New rules limit lithium batteries for airline passengers
The new rule, issued by the U.S. Department of Transportation, prohibits the transport of spare lithium batteries in checked baggage, such as large suitcases given to an airline attendant for handling.
Spare batteries are regarded as extra batteries that are not installed in electronic devices.
Under the new rule, spare lithium batteries should be packed in carry-on baggage, provided the user takes measures to effectively insulate battery terminals. If original packaging is not available for spare batteries, user should isolate the batteries from contact with other batteries and metal. A loose battery should not be allowed to come in contact with metal objects such as coins, keys or jewelry.
By restricting spare batteries to carry-on baggage, an airline’s flight crew can better monitor conditions or have access to the batteries or electronic device if a fire does occur.

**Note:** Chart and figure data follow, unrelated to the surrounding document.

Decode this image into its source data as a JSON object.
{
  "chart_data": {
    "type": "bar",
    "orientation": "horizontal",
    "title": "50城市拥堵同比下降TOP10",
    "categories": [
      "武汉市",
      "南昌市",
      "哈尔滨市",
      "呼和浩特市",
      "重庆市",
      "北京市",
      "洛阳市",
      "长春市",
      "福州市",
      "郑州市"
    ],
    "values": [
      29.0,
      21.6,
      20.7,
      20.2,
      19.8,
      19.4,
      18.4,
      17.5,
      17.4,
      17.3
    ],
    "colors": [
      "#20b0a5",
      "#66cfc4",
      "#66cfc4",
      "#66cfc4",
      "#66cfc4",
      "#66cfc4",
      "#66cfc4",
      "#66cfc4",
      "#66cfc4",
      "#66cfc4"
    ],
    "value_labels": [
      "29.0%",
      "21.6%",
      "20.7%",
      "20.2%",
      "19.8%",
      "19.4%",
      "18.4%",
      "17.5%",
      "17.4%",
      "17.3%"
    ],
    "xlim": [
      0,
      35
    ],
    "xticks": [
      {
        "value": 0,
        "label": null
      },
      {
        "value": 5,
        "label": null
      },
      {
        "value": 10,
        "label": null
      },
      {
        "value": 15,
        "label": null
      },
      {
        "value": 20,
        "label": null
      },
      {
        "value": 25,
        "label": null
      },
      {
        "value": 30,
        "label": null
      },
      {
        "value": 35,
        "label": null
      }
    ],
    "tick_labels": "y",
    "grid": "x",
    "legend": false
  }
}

Various quantity limits apply to both spare and installed batteries transported on aircraft. The limits are expressed in grams of “equivalent lithium content.” For instance, 8 grams of equivalent lithium content is approximately 100 watt-hours, while 25 grams is about 300 watt-hours.
The new rules allow batteries with up to 8 grams of equivalent lithium content. All lithium-ion batteries in cell phones, as well as nearly all laptop-computer batteries, are less than this equivalent.